PROFESSIONISTI | 11/11/2025 | 08:23
di Francesca Monzone

Il Saitama Tour non è un semplice criterium, ma è anche un modo per poter vivere più da vicino i corridori che, lontani dallo stress del World Tour, si mostrano più disponibili alle interviste. Jonas Vingegaard, dopo la vittoria, ha voluto dedicare qualche minuto alla stampa belga, alla quale ha raccontato le sue ambizioni future e parlato della stagione che si è appena conclusa.


Il danese ha raccontato della sua battaglia contro Tadej Pogacar, del suo rapporto con Wout van Aert e della necessità di rilassarsi come ciclista, perché una corsa come il Tour de France è logorante e allora ecco che per il prossimo anno gli obiettivi potrebbero cambiare, anche se la Grande Boucle resterà comunque il focus principale.


«Dobbiamo ancora parlare con la squadra di quelli che saranno gli obiettivi per il 2026 – ha detto Vingegaard -: puntare a completare la caccia ai tre grandi giri o concentrarsi ancora sul Tour de France nel 2026? Credo che preferirei vincere i tre grandi giri. Dopo le due vittorie al Tour de France (2022, 2023) e alla Vuelta (2025), il Giro rimane un obiettivo,  ma non abbiamo ancora deciso se inizierò con quello la prossima stagione. Il Tour rimane l'obiettivo principale, ovviamente. Ma la domanda ora è se possiamo combinare entrambe le cose». La doppietta Giro-Tour potrebbe essere fattibile, ma solo dopo il ritiro che la Visma-Lease a Bike farà a dicembre sarà possibile sapere i piani del team olandese.
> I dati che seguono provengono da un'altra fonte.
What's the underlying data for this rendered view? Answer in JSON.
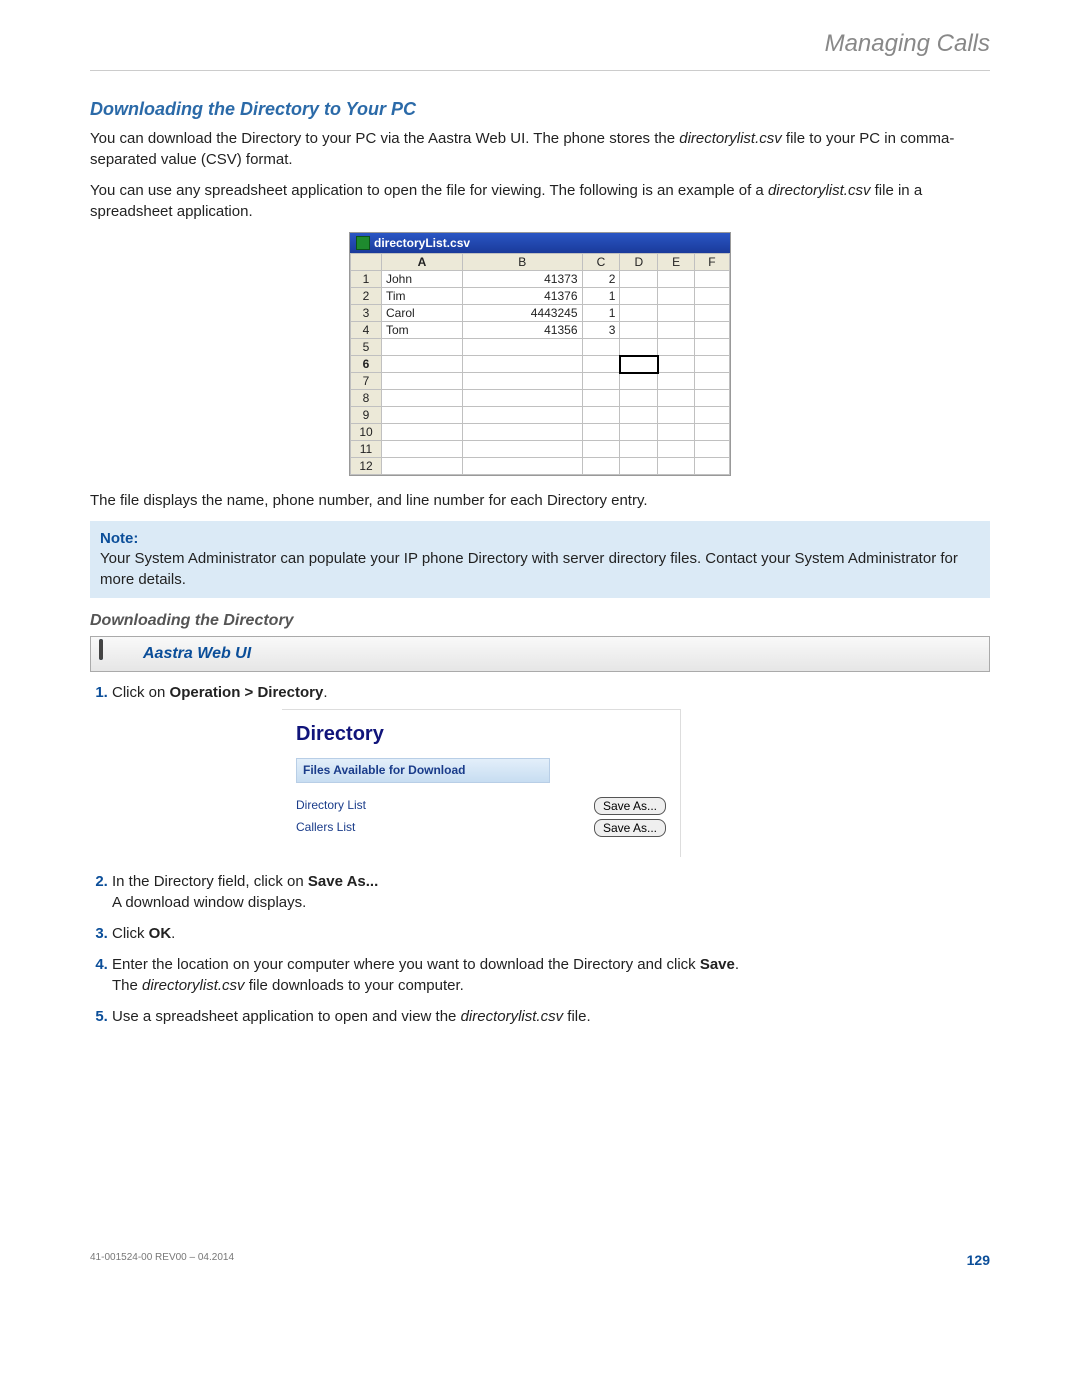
{
  "header": {
    "title": "Managing Calls"
  },
  "section1": {
    "heading": "Downloading the Directory to Your PC",
    "para1_a": "You can download the Directory to your PC via the Aastra Web UI. The phone stores the ",
    "para1_file": "directorylist.csv",
    "para1_b": " file to your PC in comma-separated value (CSV) format.",
    "para2_a": "You can use any spreadsheet application to open the file for viewing. The following is an example of a ",
    "para2_file": "directorylist.csv",
    "para2_b": " file in a spreadsheet application."
  },
  "spreadsheet": {
    "filename": "directoryList.csv",
    "columns": [
      "A",
      "B",
      "C",
      "D",
      "E",
      "F"
    ],
    "row_headers": [
      "1",
      "2",
      "3",
      "4",
      "5",
      "6",
      "7",
      "8",
      "9",
      "10",
      "11",
      "12"
    ],
    "data_rows": [
      {
        "a": "John",
        "b": "41373",
        "c": "2"
      },
      {
        "a": "Tim",
        "b": "41376",
        "c": "1"
      },
      {
        "a": "Carol",
        "b": "4443245",
        "c": "1"
      },
      {
        "a": "Tom",
        "b": "41356",
        "c": "3"
      }
    ],
    "selected": {
      "row": 6,
      "col": "D"
    }
  },
  "after_table": "The file displays the name, phone number, and line number for each Directory entry.",
  "note": {
    "label": "Note:",
    "text": "Your System Administrator can populate your IP phone Directory with server directory files. Contact your System Administrator for more details."
  },
  "section2": {
    "heading": "Downloading the Directory",
    "webui_label": "Aastra Web UI"
  },
  "dir_panel": {
    "title": "Directory",
    "section": "Files Available for Download",
    "rows": [
      {
        "label": "Directory List",
        "button": "Save As..."
      },
      {
        "label": "Callers List",
        "button": "Save As..."
      }
    ]
  },
  "steps": {
    "s1_a": "Click on ",
    "s1_b": "Operation > Directory",
    "s1_c": ".",
    "s2_a": "In the Directory field, click on ",
    "s2_b": "Save As...",
    "s2_line2": "A download window displays.",
    "s3_a": "Click ",
    "s3_b": "OK",
    "s3_c": ".",
    "s4_a": "Enter the location on your computer where you want to download the Directory and click ",
    "s4_b": "Save",
    "s4_c": ".",
    "s4_line2_a": "The ",
    "s4_line2_file": "directorylist.csv",
    "s4_line2_b": " file downloads to your computer.",
    "s5_a": "Use a spreadsheet application to open and view the ",
    "s5_file": "directorylist.csv",
    "s5_b": " file."
  },
  "footer": {
    "left": "41-001524-00 REV00 – 04.2014",
    "page": "129"
  }
}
C’è poi il rapporto con Tadej Pogacar, il campione sloveno che tutti vedono imbattibile: per Vingegaard resta una sfida da ripetere ad ogni incontro, affrontata con la convinzione di poterlo battere.

«A volte Tadej sembra davvero intoccabile. È incredibilmente forte, senza dubbio il miglior corridore al mondo in questo momento. Ma se dicessi che è imbattibile, significherebbe rinunciare alla lotta. Quindi non lo farò. Capisco che possa sembrare così dall'esterno, ma credo di avere ancora una possibilità di batterlo. Sono ancora in fase di crescita e sento di essere tornato solo di recente al livello in cui ero prima del mio incidente nei Paesi Baschi nel 2024».

Il danese non sapeva dei problemi di Pogacar durante il Tour, quando alla fine della terza settimana aveva un problema al ginocchio. Per Vingegaard quel problema fisico non avrebbe comunque cambiato il risultato della corsa.

«Non sapevo del suo infortunio al ginocchio durante la terza settimana del Tour. Ma a dire il vero, non mi sarei fermato a pensarci troppo, perché ero concentrato solo su me stesso. Anche io ho avuto giornate difficili durante un grande giro in cui ero malato o debole, e so che non è facile. Ma non hai scelta: devi solo andare avanti ed è quello che facciamo tutti».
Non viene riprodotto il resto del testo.